On Tue, Oct 4, 2011 at 12:12 PM, Heikki Linnakangas
<heikki.linnakangas@enterprisedb.com> wrote:
Can you elaborate the consider-split algorithm? The criteria to select the new split over the previously selected one is this:
! /*
! * If ratio is acceptable, we should compare current split with
! * previously selected one. If no split was selected then we select
! * current anyway. Between splits of one dimension we search for
! * minimal overlap (allowing negative values) and minimal ration
! * (between same overlaps. We switch dimension if find less overlap
! * (non-negative) or less range with same overlap.
! */
! range = diminfo->upper - diminfo->lower;
! overlap = ((leftUpper) - (rightLower)) / range;
! if (context->first ||
! (context->dim == dimNum &&
! (overlap < context->overlap ||
! (overlap == context->overlap && ratio > context->ratio))) ||
! (context->dim != dimNum &&
! ((range > context->range &&
! non_negative(overlap) <= non_negative(context->overlap)) ||
! non_negative(overlap) < non_negative(context->overlap)))
! )
! {
Why are negative overlaps handled differently across dimensions and within the same dimension? Your considerSplit algorithm in the SYRCoSE 2011 paper doesn't seem to make that distinction.

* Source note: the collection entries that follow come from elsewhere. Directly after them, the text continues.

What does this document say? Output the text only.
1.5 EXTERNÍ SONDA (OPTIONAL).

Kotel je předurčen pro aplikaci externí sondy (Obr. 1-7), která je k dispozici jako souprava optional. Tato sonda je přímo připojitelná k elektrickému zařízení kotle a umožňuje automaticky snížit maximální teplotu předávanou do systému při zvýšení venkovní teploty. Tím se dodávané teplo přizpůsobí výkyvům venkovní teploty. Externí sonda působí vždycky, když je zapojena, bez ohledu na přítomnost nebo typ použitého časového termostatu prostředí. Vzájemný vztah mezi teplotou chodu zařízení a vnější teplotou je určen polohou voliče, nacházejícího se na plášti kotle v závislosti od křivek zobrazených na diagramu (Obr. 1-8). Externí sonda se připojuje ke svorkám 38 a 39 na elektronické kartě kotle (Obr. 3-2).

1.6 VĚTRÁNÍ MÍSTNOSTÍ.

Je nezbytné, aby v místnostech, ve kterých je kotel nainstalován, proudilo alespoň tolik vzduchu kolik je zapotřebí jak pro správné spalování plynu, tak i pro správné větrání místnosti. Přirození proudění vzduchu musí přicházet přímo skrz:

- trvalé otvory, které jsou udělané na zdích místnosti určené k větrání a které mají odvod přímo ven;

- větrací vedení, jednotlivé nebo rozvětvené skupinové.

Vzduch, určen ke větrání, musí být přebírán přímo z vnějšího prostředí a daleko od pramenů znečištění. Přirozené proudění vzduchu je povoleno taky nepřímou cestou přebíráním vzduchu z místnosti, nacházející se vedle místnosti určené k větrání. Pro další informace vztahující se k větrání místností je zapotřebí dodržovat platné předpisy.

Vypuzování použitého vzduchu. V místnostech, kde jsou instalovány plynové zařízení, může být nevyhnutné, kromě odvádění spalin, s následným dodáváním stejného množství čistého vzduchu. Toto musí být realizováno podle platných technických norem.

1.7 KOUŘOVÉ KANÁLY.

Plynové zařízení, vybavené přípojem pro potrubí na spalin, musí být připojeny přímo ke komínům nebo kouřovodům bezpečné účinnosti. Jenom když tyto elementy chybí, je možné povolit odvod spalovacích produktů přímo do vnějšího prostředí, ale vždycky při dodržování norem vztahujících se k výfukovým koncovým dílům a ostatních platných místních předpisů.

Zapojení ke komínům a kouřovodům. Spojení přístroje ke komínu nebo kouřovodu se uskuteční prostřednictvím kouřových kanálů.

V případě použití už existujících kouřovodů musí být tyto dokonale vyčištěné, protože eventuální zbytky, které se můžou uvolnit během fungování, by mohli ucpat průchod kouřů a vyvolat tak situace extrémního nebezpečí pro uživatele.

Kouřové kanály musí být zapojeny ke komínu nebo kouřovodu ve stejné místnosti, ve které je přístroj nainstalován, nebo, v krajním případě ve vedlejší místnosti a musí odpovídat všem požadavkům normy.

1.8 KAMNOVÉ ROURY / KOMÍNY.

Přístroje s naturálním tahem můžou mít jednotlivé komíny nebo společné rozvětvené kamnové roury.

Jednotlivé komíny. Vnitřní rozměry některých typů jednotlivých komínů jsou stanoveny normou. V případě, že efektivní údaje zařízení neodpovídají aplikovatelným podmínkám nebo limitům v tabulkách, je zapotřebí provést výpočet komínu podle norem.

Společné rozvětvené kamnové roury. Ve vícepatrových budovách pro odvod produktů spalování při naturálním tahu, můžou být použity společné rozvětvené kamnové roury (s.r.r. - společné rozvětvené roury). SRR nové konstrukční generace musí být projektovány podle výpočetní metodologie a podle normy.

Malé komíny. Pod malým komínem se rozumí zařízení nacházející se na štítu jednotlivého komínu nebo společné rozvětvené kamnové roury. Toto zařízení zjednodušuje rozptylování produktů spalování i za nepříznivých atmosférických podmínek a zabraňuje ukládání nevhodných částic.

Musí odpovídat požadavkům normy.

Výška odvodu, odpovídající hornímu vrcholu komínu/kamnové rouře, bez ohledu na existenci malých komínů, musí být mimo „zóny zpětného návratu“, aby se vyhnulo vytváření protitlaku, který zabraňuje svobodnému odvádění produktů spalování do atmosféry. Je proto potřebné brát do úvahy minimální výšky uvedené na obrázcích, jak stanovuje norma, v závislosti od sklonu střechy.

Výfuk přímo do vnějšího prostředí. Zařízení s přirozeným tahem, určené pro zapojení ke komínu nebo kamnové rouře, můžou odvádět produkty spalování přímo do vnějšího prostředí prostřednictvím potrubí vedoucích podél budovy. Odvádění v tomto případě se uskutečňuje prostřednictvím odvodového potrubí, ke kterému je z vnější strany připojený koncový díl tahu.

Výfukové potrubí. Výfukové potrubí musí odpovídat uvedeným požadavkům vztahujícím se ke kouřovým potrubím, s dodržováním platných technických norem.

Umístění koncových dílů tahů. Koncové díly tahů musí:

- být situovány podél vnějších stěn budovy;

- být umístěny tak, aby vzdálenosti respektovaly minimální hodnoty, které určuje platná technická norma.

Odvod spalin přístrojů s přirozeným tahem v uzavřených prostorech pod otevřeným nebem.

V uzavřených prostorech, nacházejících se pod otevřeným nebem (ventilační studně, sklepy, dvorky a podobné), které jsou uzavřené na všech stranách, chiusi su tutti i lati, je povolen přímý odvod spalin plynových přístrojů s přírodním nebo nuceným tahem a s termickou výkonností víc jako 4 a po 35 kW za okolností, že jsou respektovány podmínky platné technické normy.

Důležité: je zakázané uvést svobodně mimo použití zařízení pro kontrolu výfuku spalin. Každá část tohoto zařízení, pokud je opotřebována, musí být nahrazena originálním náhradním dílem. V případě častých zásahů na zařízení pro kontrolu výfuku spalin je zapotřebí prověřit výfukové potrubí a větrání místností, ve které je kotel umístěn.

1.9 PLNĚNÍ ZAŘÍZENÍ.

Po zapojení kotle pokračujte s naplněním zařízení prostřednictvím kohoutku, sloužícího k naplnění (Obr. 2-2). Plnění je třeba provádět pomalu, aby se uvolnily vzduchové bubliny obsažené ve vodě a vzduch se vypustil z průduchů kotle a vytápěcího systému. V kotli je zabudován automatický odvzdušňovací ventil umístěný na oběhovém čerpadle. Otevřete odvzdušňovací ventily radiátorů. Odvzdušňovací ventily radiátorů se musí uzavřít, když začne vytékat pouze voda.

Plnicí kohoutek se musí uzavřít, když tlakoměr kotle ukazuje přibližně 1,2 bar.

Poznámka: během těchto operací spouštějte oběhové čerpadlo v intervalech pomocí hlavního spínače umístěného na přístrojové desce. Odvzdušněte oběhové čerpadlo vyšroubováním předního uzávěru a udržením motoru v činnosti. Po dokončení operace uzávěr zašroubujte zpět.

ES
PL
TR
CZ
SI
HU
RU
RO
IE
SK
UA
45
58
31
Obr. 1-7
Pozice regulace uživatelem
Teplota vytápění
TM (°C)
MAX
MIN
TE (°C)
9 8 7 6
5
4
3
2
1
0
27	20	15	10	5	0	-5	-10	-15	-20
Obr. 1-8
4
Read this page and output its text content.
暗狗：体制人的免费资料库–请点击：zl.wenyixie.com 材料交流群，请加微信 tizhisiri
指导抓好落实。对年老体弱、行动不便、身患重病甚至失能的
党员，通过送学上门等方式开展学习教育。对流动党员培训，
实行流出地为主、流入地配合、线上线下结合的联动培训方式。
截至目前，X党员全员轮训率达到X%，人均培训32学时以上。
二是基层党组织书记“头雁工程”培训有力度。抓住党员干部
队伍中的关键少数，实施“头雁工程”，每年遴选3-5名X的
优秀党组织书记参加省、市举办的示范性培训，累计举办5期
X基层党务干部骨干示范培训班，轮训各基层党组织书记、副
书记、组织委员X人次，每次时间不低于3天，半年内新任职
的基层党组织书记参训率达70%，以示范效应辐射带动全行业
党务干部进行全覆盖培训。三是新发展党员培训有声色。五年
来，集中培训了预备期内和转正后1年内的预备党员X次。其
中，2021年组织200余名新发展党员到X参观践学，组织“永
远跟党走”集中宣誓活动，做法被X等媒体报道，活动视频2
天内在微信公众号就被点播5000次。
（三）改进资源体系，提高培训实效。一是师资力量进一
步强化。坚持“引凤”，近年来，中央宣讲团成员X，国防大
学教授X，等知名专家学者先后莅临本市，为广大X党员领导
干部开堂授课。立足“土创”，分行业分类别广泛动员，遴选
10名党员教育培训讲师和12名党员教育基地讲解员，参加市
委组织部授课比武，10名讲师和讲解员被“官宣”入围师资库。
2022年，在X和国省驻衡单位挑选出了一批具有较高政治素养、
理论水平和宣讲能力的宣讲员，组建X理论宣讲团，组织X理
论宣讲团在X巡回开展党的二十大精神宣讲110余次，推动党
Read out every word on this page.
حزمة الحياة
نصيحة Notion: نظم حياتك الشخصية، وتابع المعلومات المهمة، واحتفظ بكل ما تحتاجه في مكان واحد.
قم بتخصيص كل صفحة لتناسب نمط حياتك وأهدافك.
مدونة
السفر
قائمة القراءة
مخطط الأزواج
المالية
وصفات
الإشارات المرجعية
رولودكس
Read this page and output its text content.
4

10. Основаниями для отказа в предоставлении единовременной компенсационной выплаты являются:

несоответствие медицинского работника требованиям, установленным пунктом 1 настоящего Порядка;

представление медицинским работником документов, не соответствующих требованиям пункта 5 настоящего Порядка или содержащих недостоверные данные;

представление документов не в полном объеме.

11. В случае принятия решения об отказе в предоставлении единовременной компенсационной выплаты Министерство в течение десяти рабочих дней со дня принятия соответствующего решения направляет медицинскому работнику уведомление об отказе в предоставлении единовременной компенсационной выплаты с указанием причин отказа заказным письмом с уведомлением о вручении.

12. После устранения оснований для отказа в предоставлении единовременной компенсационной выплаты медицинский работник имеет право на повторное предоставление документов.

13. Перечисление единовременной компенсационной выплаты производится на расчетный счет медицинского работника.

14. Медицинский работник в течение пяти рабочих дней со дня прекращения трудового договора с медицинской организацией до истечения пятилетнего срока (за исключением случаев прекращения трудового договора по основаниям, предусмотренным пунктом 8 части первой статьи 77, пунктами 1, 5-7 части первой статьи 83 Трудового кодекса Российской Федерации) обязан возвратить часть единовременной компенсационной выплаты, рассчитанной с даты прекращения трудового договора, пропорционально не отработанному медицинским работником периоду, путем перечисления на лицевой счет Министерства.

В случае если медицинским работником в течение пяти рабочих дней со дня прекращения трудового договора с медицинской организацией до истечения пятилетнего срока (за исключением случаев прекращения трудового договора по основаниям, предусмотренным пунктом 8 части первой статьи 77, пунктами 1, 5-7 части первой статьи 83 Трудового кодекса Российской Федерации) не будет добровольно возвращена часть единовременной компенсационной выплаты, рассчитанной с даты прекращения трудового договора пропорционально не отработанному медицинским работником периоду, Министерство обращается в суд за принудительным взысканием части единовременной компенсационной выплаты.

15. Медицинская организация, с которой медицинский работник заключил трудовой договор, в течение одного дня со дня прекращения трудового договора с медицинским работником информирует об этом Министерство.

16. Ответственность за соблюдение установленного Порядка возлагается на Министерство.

Yes, I've changed this behaviour after experiments on real-life datasets. On the datasets where data don't overlap themselfs (points are always such datasets), non-overlapping splits are frequently possible. In this case splits tends to be along one dimension, because most distant non-overlapping splits (i.e. having lowest negative overlap) appears to be in the same dimension as previous split. Therefore MBRs appear to be very prolonged along another dimension, that's bad for search. In order to prevent this behavour I've made transition to another dimension by non-nagative part of overlap and range. Using range as the split criteria makes MBRs more quadratic, and using non-negative part of overlap as priority criteria give to range chance to matter.
------
With best regards,
Alexander Korotkov.